Este texto es una alegoría del purgatorio entendido no como un lugar de castigo, sino como un estado de conciencia, un espacio intermedio donde el alma queda suspendida entre opuestos sin llegar a decidirse.
El poema comienza situándonos en el umbral entre el bien y el mal, pero enseguida desmonta la idea moral clásica. Quien se alza “por encima” evita mancharse, pero también evita arrodillarse: es decir, no asume la fragilidad, no toca la tierra. En cambio, quien se agacha “por debajo” no se atreve a alzar el vuelo por miedo a ensuciarse. Ambos extremos están incompletos: uno peca de orgullo distante, el otro de miedo paralizante.
El verdadero espacio del poema es el punto intermedio: “media vida, media muerte”. Este lugar no es resolución, sino pausa. El purgatorio aparece como un instante sostenido, un sueño tejido en la encrucijada, donde el alma descansa de la lucha entre luz y sombra. No es infierno ni paraíso, sino balanza, fulcro, respiración contenida.
El tiempo, en este estado, deja de ser lineal. “El tiempo se rinde a la ambigüedad”: no hay sentencia definitiva ni juicio absoluto. Los sueños y los pecados no se oponen, sino que se entrelazan. El bien y el mal bailan juntos en un vals incesante, mostrando que la condición humana no es pura, sino híbrida.

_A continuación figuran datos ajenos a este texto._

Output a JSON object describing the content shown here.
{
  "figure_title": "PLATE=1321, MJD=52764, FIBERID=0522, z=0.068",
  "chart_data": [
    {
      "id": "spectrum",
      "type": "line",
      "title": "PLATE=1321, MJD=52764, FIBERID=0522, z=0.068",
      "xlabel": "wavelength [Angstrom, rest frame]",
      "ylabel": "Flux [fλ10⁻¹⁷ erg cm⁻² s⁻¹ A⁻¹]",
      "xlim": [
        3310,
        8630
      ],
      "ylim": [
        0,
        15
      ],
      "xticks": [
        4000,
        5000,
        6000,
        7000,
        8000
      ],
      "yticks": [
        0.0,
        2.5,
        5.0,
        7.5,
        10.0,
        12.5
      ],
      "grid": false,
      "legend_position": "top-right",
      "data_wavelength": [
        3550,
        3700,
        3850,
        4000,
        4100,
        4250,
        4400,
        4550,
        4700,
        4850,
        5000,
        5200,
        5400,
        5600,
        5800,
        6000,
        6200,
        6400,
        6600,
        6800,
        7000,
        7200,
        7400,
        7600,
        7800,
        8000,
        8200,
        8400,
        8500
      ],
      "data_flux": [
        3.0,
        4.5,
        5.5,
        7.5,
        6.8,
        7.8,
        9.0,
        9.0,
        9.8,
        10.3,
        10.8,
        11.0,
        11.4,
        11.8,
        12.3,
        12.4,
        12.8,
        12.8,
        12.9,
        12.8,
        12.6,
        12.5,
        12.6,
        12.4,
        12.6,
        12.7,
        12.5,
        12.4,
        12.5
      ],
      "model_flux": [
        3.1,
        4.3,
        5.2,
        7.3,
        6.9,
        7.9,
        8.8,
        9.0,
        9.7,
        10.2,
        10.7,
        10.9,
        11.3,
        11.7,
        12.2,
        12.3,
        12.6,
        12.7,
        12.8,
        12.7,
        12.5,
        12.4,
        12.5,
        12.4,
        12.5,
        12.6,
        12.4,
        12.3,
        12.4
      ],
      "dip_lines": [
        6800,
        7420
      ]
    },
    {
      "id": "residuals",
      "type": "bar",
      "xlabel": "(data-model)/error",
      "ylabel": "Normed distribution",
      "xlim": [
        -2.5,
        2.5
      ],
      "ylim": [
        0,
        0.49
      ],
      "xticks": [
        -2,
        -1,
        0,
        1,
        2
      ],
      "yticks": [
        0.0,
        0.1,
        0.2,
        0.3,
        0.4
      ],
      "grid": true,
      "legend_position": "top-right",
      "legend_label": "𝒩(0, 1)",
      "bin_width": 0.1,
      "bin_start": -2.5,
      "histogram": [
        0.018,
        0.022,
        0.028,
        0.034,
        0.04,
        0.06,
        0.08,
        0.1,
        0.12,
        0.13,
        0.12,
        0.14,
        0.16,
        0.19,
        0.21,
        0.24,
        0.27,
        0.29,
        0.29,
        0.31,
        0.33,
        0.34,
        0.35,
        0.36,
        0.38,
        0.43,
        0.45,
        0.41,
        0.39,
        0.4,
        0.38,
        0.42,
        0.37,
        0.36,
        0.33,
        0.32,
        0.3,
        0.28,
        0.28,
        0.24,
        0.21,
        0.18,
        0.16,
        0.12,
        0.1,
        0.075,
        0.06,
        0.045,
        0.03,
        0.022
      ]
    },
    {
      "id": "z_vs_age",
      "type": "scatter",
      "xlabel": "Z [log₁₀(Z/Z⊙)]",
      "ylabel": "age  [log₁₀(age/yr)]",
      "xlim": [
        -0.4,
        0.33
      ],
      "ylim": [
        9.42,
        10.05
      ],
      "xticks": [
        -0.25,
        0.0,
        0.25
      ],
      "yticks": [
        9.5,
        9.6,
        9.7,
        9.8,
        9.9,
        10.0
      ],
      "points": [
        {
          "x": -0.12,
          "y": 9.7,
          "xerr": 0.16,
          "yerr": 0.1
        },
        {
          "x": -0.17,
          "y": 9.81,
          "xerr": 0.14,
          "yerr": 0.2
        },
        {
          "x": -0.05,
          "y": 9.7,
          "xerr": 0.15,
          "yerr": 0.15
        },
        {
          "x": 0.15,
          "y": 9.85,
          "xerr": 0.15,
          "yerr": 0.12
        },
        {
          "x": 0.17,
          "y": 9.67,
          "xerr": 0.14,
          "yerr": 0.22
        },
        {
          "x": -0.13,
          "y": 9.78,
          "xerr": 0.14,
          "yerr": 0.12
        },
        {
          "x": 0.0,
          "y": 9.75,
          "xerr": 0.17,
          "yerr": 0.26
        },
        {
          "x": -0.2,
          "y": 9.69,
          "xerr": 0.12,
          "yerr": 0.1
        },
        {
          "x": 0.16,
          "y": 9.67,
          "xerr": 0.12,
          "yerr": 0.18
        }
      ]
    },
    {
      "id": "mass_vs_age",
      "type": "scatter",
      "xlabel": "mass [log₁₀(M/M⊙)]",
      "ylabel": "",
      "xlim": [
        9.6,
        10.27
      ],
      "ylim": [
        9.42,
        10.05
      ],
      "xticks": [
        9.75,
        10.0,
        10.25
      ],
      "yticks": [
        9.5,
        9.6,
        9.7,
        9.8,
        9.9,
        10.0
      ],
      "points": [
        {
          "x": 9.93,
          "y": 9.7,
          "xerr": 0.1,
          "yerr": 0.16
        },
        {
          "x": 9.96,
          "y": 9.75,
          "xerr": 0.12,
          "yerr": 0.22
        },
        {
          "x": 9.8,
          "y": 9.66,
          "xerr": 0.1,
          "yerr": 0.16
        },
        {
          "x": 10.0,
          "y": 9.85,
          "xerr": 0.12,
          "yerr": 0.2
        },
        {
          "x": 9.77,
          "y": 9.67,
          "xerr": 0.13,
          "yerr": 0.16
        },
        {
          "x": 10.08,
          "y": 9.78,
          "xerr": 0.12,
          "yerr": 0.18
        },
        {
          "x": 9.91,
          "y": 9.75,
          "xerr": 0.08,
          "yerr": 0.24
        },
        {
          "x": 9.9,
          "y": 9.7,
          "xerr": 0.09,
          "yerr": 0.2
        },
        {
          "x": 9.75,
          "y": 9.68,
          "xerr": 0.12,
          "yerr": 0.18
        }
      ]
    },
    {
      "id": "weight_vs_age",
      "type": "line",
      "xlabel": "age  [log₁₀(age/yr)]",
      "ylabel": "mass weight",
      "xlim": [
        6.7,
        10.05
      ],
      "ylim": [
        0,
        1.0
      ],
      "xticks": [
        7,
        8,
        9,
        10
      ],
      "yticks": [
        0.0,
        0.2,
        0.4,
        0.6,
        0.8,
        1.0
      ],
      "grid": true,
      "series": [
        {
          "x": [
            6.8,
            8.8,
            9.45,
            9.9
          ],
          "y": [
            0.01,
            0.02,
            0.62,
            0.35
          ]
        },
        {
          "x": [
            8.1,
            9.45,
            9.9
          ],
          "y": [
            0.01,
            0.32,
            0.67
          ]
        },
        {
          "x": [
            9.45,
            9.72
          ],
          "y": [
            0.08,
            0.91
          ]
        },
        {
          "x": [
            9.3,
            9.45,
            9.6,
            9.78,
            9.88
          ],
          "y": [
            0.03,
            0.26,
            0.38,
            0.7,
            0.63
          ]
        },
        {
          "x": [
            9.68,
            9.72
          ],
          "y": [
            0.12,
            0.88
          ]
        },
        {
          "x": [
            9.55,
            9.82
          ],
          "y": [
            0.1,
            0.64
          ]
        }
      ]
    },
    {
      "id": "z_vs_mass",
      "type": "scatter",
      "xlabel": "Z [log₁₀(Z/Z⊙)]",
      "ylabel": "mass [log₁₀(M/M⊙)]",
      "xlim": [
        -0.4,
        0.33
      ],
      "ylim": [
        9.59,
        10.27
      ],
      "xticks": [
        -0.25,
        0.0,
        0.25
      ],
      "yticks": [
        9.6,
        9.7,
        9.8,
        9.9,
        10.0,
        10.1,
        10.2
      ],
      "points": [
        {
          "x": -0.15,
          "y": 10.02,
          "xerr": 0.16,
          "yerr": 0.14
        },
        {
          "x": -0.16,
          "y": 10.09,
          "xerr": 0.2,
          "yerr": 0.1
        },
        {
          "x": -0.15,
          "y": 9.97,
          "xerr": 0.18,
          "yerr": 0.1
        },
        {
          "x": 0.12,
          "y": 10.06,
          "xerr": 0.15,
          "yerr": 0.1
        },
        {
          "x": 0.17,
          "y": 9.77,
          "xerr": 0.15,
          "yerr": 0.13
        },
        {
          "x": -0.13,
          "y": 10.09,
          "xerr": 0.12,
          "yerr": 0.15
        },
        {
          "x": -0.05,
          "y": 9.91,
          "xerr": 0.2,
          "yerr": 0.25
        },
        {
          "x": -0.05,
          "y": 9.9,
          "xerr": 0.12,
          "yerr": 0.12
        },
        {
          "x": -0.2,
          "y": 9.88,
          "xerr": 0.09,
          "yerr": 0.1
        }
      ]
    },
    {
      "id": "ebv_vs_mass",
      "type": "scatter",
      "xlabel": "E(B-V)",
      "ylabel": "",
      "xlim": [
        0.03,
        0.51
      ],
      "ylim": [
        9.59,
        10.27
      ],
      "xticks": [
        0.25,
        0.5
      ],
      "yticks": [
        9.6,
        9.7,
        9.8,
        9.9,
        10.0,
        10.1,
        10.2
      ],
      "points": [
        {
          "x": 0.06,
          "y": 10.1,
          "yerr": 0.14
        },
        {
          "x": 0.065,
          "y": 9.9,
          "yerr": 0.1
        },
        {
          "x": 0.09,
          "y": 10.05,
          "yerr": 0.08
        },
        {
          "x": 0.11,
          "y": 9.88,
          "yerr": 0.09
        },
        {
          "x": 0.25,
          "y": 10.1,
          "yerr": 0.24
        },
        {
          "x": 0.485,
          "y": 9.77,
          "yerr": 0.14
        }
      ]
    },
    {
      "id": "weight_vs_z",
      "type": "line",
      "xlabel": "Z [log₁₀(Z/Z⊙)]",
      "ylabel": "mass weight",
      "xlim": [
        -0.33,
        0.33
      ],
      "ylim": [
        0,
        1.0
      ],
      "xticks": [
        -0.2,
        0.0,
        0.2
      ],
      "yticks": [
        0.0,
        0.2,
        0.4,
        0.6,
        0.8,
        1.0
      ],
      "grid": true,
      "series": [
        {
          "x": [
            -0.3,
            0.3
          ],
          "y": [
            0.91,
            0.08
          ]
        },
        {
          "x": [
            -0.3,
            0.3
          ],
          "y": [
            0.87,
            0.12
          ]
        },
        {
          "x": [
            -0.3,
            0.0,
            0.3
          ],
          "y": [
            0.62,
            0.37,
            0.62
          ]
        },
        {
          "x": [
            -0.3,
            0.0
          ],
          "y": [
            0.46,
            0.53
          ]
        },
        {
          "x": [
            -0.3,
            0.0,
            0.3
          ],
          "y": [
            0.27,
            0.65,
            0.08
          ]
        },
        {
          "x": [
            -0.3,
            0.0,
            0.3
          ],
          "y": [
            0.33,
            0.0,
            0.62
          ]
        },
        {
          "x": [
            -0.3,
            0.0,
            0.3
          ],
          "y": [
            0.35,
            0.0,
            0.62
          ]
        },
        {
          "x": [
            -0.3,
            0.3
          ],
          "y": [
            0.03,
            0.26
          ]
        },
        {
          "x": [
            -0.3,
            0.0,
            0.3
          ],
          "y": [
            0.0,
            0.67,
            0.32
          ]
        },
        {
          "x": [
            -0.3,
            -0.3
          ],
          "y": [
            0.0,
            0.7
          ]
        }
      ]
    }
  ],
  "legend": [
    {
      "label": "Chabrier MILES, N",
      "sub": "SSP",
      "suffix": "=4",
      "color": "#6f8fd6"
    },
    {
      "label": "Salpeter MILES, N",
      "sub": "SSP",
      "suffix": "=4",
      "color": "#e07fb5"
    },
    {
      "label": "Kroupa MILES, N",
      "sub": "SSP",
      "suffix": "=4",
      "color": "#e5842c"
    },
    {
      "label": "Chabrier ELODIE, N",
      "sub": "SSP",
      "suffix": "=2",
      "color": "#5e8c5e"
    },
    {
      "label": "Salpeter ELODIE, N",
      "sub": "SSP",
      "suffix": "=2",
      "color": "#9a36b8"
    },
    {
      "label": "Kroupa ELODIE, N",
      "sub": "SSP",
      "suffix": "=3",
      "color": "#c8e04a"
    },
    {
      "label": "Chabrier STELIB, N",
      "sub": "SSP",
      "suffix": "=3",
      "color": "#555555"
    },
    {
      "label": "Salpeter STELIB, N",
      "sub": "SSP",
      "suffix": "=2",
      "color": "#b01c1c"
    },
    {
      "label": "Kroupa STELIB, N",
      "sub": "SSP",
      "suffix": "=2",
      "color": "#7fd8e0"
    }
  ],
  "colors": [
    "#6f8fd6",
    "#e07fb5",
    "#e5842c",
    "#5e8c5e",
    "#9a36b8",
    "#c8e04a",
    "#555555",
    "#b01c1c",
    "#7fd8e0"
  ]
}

Cuando el poema habla de “medio vivos, medio muertos”, no se refiere a cuerpos, sino a conciencias que aún no han integrado del todo lo que son. El purgatorio es el espacio de la espera, donde redención y culpa conviven sin anularse. No hay victoria: hay equilibrio temporal.
El cierre redefine por completo el concepto: el purgatorio no es castigo, sino un estado de gracia. El reposo no llega cuando el alma es juzgada, sino cuando deja de forzarse a ser solo una cosa. En ese descanso, el alma no es absuelta ni condenada: es sostenida.
En conjunto, el poema propone una visión del purgatorio como el lugar, interior, donde el ser humano aprende a habitar su ambigüedad, a descansar en el no-saber y a aceptar que la verdad no siempre está en subir o bajar, sino en permanecer presente en el centro.
En el umbral entre el bien y el mal, se halla un enigma sin par, quien se alza sobre, jamás se arrodilla, para no sufrir la mancha, más quien se agacha bajo, no alza vuelo, por temor a ensuciarse, y en el punto intermedio, medio vida, medio muerte, hallan su morada. Un sueño se teje en la encrucijada, un instante en pausa, medio camino entre sombras y luz, un reposo en la balanza, así yace el alma, en un etéreo letargo, un suspiro en el aire, en el fulcro del ser, suspendido en un instante, yace el purgatorio. El tiempo se rinde a la ambigüedad, donde no hay juicio absoluto, los sueños y los pecados se entrelazan en un abrazo sutil, el bien y el mal entrelazado, en un vals que no cesa, y en ese punto crucial, se despliega el alma, en el purgatorio se halla. En el rincón, entre el ascenso y la caída, en el espacio de la espera, la redención y la culpa se encuentran, en un suspiro compartido, medio vivos, medio muertos, el equilibrio se logra en el reposo, en el purgatorio del alma, un estado de gracia, hallamos reposo.